Understand the origin above all to accompany
Being overweight, when it is real, can be caused by dietary errors, lifestyle, stress, sedentary lifestyle, age, metabolic and/or hormonal disorders… As soon as the triggering or maintenance factors are not identified, it starts the fight against overweight. in.
Diagnosis and individual follow-up by a health professional – nutritionist, dietitian – are therefore essential to understand the origin and then control the health consequences of nutritional imbalances.
The restrictive diet, in fact, cannot be adapted to thousands of people. If the initiative is individual, the support must also be individualized. Les pratiques alimentarires, l’adéquation avec le mode de vie et l’histoire personnelle, sont des crucial points de l’accompagnement de la demande de perte de poids que, pour être réellement satisfaite, doit avoir pour première cible la santé mentale et physique long-term.

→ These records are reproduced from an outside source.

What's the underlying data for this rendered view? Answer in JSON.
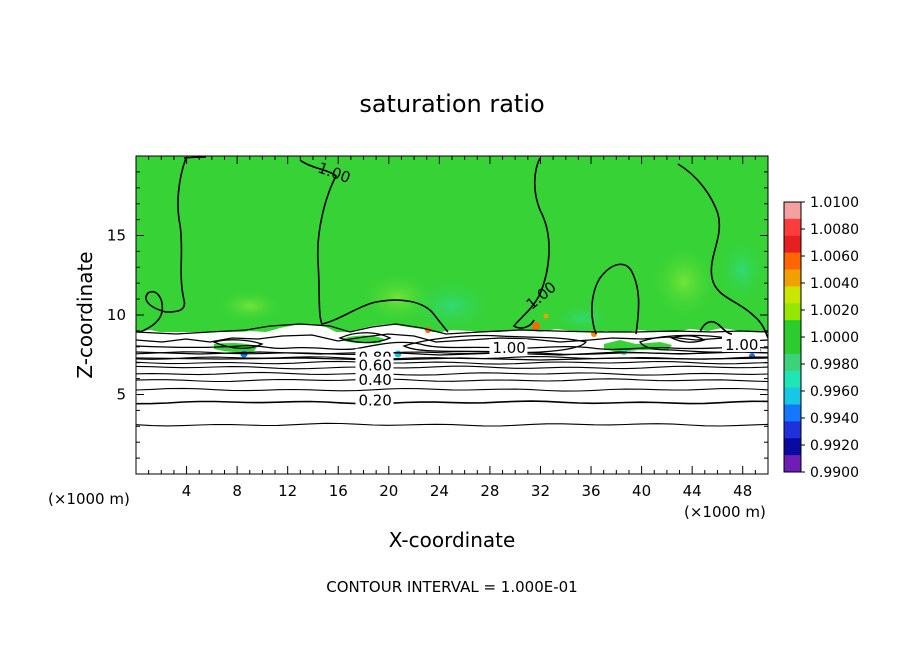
{
  "chart_data": {
    "type": "heatmap",
    "title": "saturation ratio",
    "xlabel": "X-coordinate",
    "ylabel": "Z-coordinate",
    "x_units": "(×1000 m)",
    "x_units_right": "(×1000 m)",
    "footer": "CONTOUR INTERVAL = 1.000E-01",
    "xlim": [
      0,
      50
    ],
    "ylim": [
      0,
      20
    ],
    "x_ticks": [
      4,
      8,
      12,
      16,
      20,
      24,
      28,
      32,
      36,
      40,
      44,
      48
    ],
    "x_tick_labels": [
      "4",
      "8",
      "12",
      "16",
      "20",
      "24",
      "28",
      "32",
      "36",
      "40",
      "44",
      "48"
    ],
    "y_ticks": [
      5,
      10,
      15
    ],
    "y_tick_labels": [
      "5",
      "10",
      "15"
    ],
    "contour_interval": 0.1,
    "contour_labels": [
      {
        "text": "1.00",
        "x": 14.3,
        "y": 19.0
      },
      {
        "text": "1.00",
        "x": 31.3,
        "y": 10.3
      },
      {
        "text": "1.00",
        "x": 28.2,
        "y": 7.6
      },
      {
        "text": "1.00",
        "x": 46.6,
        "y": 7.8
      },
      {
        "text": "0.80",
        "x": 17.6,
        "y": 7.0
      },
      {
        "text": "0.60",
        "x": 17.6,
        "y": 6.5
      },
      {
        "text": "0.40",
        "x": 17.6,
        "y": 5.6
      },
      {
        "text": "0.20",
        "x": 17.6,
        "y": 4.3
      }
    ],
    "stable_contours": [
      {
        "level": 0.1,
        "z": 3.1
      },
      {
        "level": 0.2,
        "z": 4.5
      },
      {
        "level": 0.3,
        "z": 5.3
      },
      {
        "level": 0.4,
        "z": 5.9
      },
      {
        "level": 0.5,
        "z": 6.3
      },
      {
        "level": 0.6,
        "z": 6.7
      },
      {
        "level": 0.7,
        "z": 7.0
      },
      {
        "level": 0.8,
        "z": 7.3
      },
      {
        "level": 0.9,
        "z": 7.6
      }
    ],
    "colorbar": {
      "min": 0.99,
      "max": 1.01,
      "tick_labels": [
        "1.0100",
        "1.0080",
        "1.0060",
        "1.0040",
        "1.0020",
        "1.0000",
        "0.9980",
        "0.9960",
        "0.9940",
        "0.9920",
        "0.9900"
      ],
      "bands": [
        "#f5a0a0",
        "#ff3c3c",
        "#e62020",
        "#ff6600",
        "#f0a000",
        "#c8e600",
        "#96e600",
        "#2ccc2c",
        "#2ccc2c",
        "#3cd27a",
        "#1ee6b4",
        "#16c8e6",
        "#1478ff",
        "#1e32dc",
        "#0a0aa0",
        "#6e1eb4"
      ]
    },
    "regions": {
      "saturated_layer": {
        "value_approx": 1.0,
        "color": "#36d236",
        "z_range": [
          8.9,
          20
        ]
      },
      "subsaturated_layer": {
        "color": "#ffffff",
        "z_range": [
          0,
          8.9
        ]
      }
    },
    "grid": false,
    "legend": "right"
  }
}
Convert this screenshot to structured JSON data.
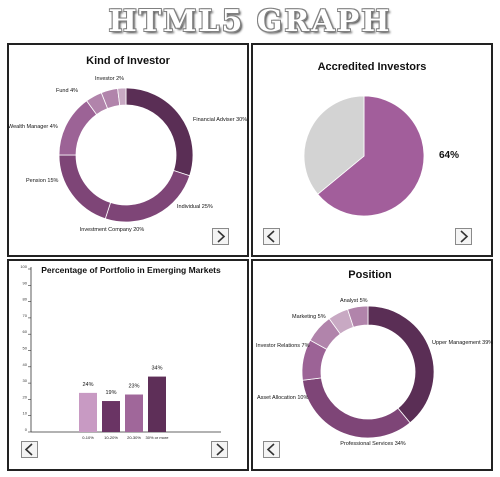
{
  "header": {
    "title": "HTML5 GRAPH"
  },
  "colors": {
    "c1": "#5a2e55",
    "c2": "#7e4577",
    "c3": "#9c6396",
    "c4": "#b184ab",
    "c5": "#c8a9c3",
    "pie_main": "#a25e9b",
    "pie_rest": "#d3d3d3",
    "bar1": "#c89ac3",
    "bar2": "#6a3464",
    "bar3": "#a0679a",
    "bar4": "#5e2f58"
  },
  "chart_data": [
    {
      "type": "pie",
      "donut": true,
      "title": "Kind of Investor",
      "labels": [
        "Financial Adviser 30%",
        "Individual 25%",
        "Investment Company 20%",
        "Pension 15%",
        "Wealth Manager 4%",
        "Fund 4%",
        "Investor 2%"
      ],
      "values": [
        30,
        25,
        20,
        15,
        4,
        4,
        2
      ]
    },
    {
      "type": "pie",
      "title": "Accredited Investors",
      "values": [
        64,
        36
      ],
      "value_label": "64%"
    },
    {
      "type": "bar",
      "title": "Percentage of Portfolio in Emerging Markets",
      "categories": [
        "0-10%",
        "10-20%",
        "20-30%",
        "30% or more"
      ],
      "values": [
        24,
        19,
        23,
        34
      ],
      "value_labels": [
        "24%",
        "19%",
        "23%",
        "34%"
      ],
      "ylim": [
        0,
        100
      ],
      "yticks": [
        0,
        10,
        20,
        30,
        40,
        50,
        60,
        70,
        80,
        90,
        100
      ]
    },
    {
      "type": "pie",
      "donut": true,
      "title": "Position",
      "labels": [
        "Upper Management 39%",
        "Professional Services 34%",
        "Asset Allocation 10%",
        "Investor Relations 7%",
        "Marketing 5%",
        "Analyst 5%"
      ],
      "values": [
        39,
        34,
        10,
        7,
        5,
        5
      ]
    }
  ]
}
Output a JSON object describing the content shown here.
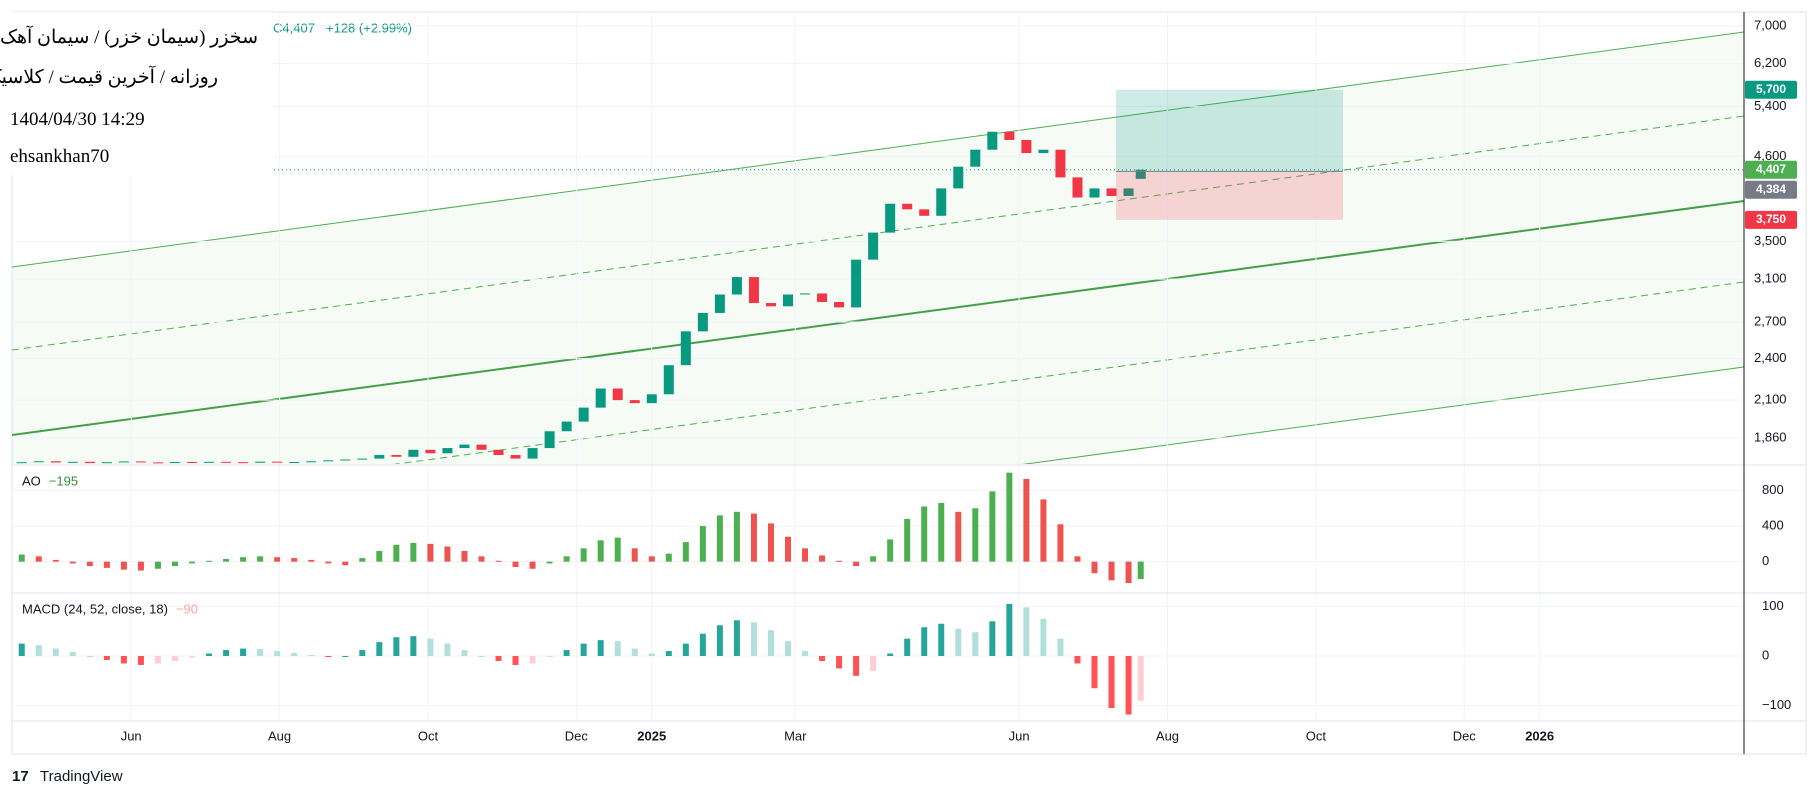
{
  "header": {
    "symbol": "سخزر (سیمان خزر) / سیمان آهک گچ",
    "settings": "روزانه / آخرین قیمت / کلاسیک",
    "datetime": "1404/04/30 14:29",
    "author": "ehsankhan70",
    "ohlc_close": "C4,407",
    "change": "+128 (+2.99%)"
  },
  "footer": {
    "logo": "TradingView"
  },
  "chart_data": [
    {
      "type": "candlestick",
      "x": [
        "2024-04-17",
        "2024-04-24",
        "2024-05-01",
        "2024-05-08",
        "2024-05-15",
        "2024-05-22",
        "2024-05-29",
        "2024-06-05",
        "2024-06-12",
        "2024-06-19",
        "2024-06-26",
        "2024-07-03",
        "2024-07-10",
        "2024-07-17",
        "2024-07-24",
        "2024-07-31",
        "2024-08-07",
        "2024-08-14",
        "2024-08-21",
        "2024-08-28",
        "2024-09-04",
        "2024-09-11",
        "2024-09-18",
        "2024-09-25",
        "2024-10-02",
        "2024-10-09",
        "2024-10-16",
        "2024-10-23",
        "2024-10-30",
        "2024-11-06",
        "2024-11-13",
        "2024-11-20",
        "2024-11-27",
        "2024-12-04",
        "2024-12-11",
        "2024-12-18",
        "2024-12-25",
        "2025-01-01",
        "2025-01-08",
        "2025-01-15",
        "2025-01-22",
        "2025-01-29",
        "2025-02-05",
        "2025-02-12",
        "2025-02-19",
        "2025-02-26",
        "2025-03-05",
        "2025-03-12",
        "2025-03-19",
        "2025-03-26",
        "2025-04-02",
        "2025-04-09",
        "2025-04-16",
        "2025-04-23",
        "2025-04-30",
        "2025-05-07",
        "2025-05-14",
        "2025-05-21",
        "2025-05-28",
        "2025-06-04",
        "2025-06-11",
        "2025-06-18",
        "2025-06-25",
        "2025-07-02",
        "2025-07-09",
        "2025-07-16",
        "2025-07-21"
      ],
      "open": [
        1718,
        1720,
        1725,
        1718,
        1722,
        1715,
        1720,
        1724,
        1719,
        1716,
        1721,
        1718,
        1722,
        1720,
        1717,
        1723,
        1719,
        1721,
        1725,
        1730,
        1735,
        1740,
        1760,
        1750,
        1790,
        1770,
        1800,
        1820,
        1790,
        1760,
        1740,
        1800,
        1900,
        1960,
        2050,
        2180,
        2100,
        2080,
        2140,
        2350,
        2620,
        2780,
        2950,
        3120,
        2870,
        2840,
        2950,
        2960,
        2880,
        2830,
        3300,
        3600,
        3950,
        3880,
        3800,
        4150,
        4450,
        4700,
        4980,
        4850,
        4650,
        4700,
        4300,
        4030,
        4150,
        4050,
        4279
      ],
      "close": [
        1720,
        1725,
        1718,
        1722,
        1715,
        1720,
        1724,
        1719,
        1716,
        1721,
        1718,
        1722,
        1720,
        1717,
        1723,
        1719,
        1721,
        1725,
        1730,
        1735,
        1740,
        1760,
        1750,
        1790,
        1770,
        1800,
        1820,
        1790,
        1760,
        1740,
        1800,
        1900,
        1960,
        2050,
        2180,
        2100,
        2080,
        2140,
        2350,
        2620,
        2780,
        2950,
        3120,
        2870,
        2840,
        2950,
        2960,
        2880,
        2830,
        3300,
        3600,
        3950,
        3880,
        3800,
        4150,
        4450,
        4700,
        4980,
        4850,
        4650,
        4700,
        4300,
        4030,
        4150,
        4050,
        4150,
        4407
      ],
      "up_color": "#089981",
      "down_color": "#f23645",
      "xlim": [
        "2024-04-13",
        "2026-03-26"
      ],
      "xticks": [
        {
          "value": "2024-06",
          "label": "Jun"
        },
        {
          "value": "2024-08",
          "label": "Aug"
        },
        {
          "value": "2024-10",
          "label": "Oct"
        },
        {
          "value": "2024-12",
          "label": "Dec"
        },
        {
          "value": "2025-01",
          "label": "2025"
        },
        {
          "value": "2025-03",
          "label": "Mar"
        },
        {
          "value": "2025-06",
          "label": "Jun"
        },
        {
          "value": "2025-08",
          "label": "Aug"
        },
        {
          "value": "2025-10",
          "label": "Oct"
        },
        {
          "value": "2025-12",
          "label": "Dec"
        },
        {
          "value": "2026-01",
          "label": "2026"
        }
      ],
      "ylim": [
        1710,
        7320
      ],
      "log_scale": true,
      "grid": true,
      "yticks": [
        {
          "value": 1860,
          "label": "1,860"
        },
        {
          "value": 2100,
          "label": "2,100"
        },
        {
          "value": 2400,
          "label": "2,400"
        },
        {
          "value": 2700,
          "label": "2,700"
        },
        {
          "value": 3100,
          "label": "3,100"
        },
        {
          "value": 3500,
          "label": "3,500"
        },
        {
          "value": 4600,
          "label": "4,600"
        },
        {
          "value": 5400,
          "label": "5,400"
        },
        {
          "value": 6200,
          "label": "6,200"
        },
        {
          "value": 7000,
          "label": "7,000"
        }
      ],
      "price_labels": [
        {
          "value": 5700,
          "label": "5,700",
          "color": "#089981"
        },
        {
          "value": 4407,
          "label": "4,407",
          "color": "#4caf50"
        },
        {
          "value": 4384,
          "label": "4,384",
          "color": "#787b86"
        },
        {
          "value": 3750,
          "label": "3,750",
          "color": "#f23645"
        }
      ]
    },
    {
      "type": "histogram",
      "title": "AO",
      "last_label": "−195",
      "last_color": "#388e3c",
      "values": [
        80,
        60,
        20,
        -20,
        -50,
        -70,
        -90,
        -100,
        -80,
        -50,
        -20,
        10,
        30,
        50,
        60,
        50,
        40,
        20,
        -20,
        -40,
        40,
        120,
        190,
        210,
        200,
        170,
        120,
        60,
        10,
        -60,
        -80,
        -20,
        60,
        150,
        240,
        270,
        150,
        60,
        90,
        220,
        400,
        520,
        560,
        540,
        430,
        280,
        150,
        70,
        10,
        -50,
        60,
        250,
        480,
        620,
        660,
        560,
        600,
        790,
        1000,
        930,
        700,
        420,
        60,
        -130,
        -210,
        -240,
        -195
      ],
      "colors": [
        "#4caf50",
        "#ef5350"
      ],
      "ylim": [
        -341,
        1075
      ],
      "yticks": [
        800,
        400,
        0
      ]
    },
    {
      "type": "histogram",
      "title": "MACD (24, 52, close, 18)",
      "last_label": "−90",
      "last_color": "#f7a5a5",
      "values": [
        25,
        22,
        15,
        8,
        0,
        -8,
        -15,
        -18,
        -15,
        -10,
        -3,
        5,
        12,
        15,
        14,
        10,
        6,
        2,
        -2,
        0,
        12,
        28,
        38,
        40,
        35,
        25,
        12,
        0,
        -10,
        -18,
        -15,
        -2,
        12,
        25,
        32,
        30,
        15,
        5,
        10,
        25,
        45,
        62,
        72,
        68,
        52,
        30,
        10,
        -10,
        -25,
        -40,
        -30,
        5,
        35,
        58,
        65,
        55,
        48,
        70,
        105,
        98,
        75,
        35,
        -15,
        -65,
        -105,
        -118,
        -90
      ],
      "colors": [
        "#26a69a",
        "#b2dfdb",
        "#ffcdd2",
        "#ff5252"
      ],
      "ylim": [
        -129,
        125
      ],
      "yticks": [
        100,
        0,
        {
          "value": -100,
          "label": "−100"
        }
      ]
    }
  ]
}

Normally, before a decrease in energy reserves, the brain responds by emitting hunger signals. The restriction and control of food intake then conflict with physiological needs: permanent control will end up lastingly disturbing the emission and interpretation of the signals of hunger, satiety and satiety that regulate eating behavior.
The harmony between nutritional needs and food intake is broken permanently and in some cases permanently. This rupture is at the origin of eating disorders, but also of post-diet weight gain, already documented for several decades.
If restrictive diets are practiced without identifying the causes of overweight, the loss of kilos will be followed by their recovery. However, with restriction-induced decreased energy metabolism, eating so much will lead to weight gain beyond the initial weight… Which in turn leads to repeat dieting.
This phenomenon is at the origin of the yo-yo effect with a high point that increases after each episode. These restrictive diets that are sold for weight loss are the very cause…of weight gain. So to prevent it from settling in, a very good defense is physical activity, which will act as a regulator in many aspects due to the well-documented physiological and psychological role it can play.
This article is republished from The Conversation under a Creative Commons license. Read the original article.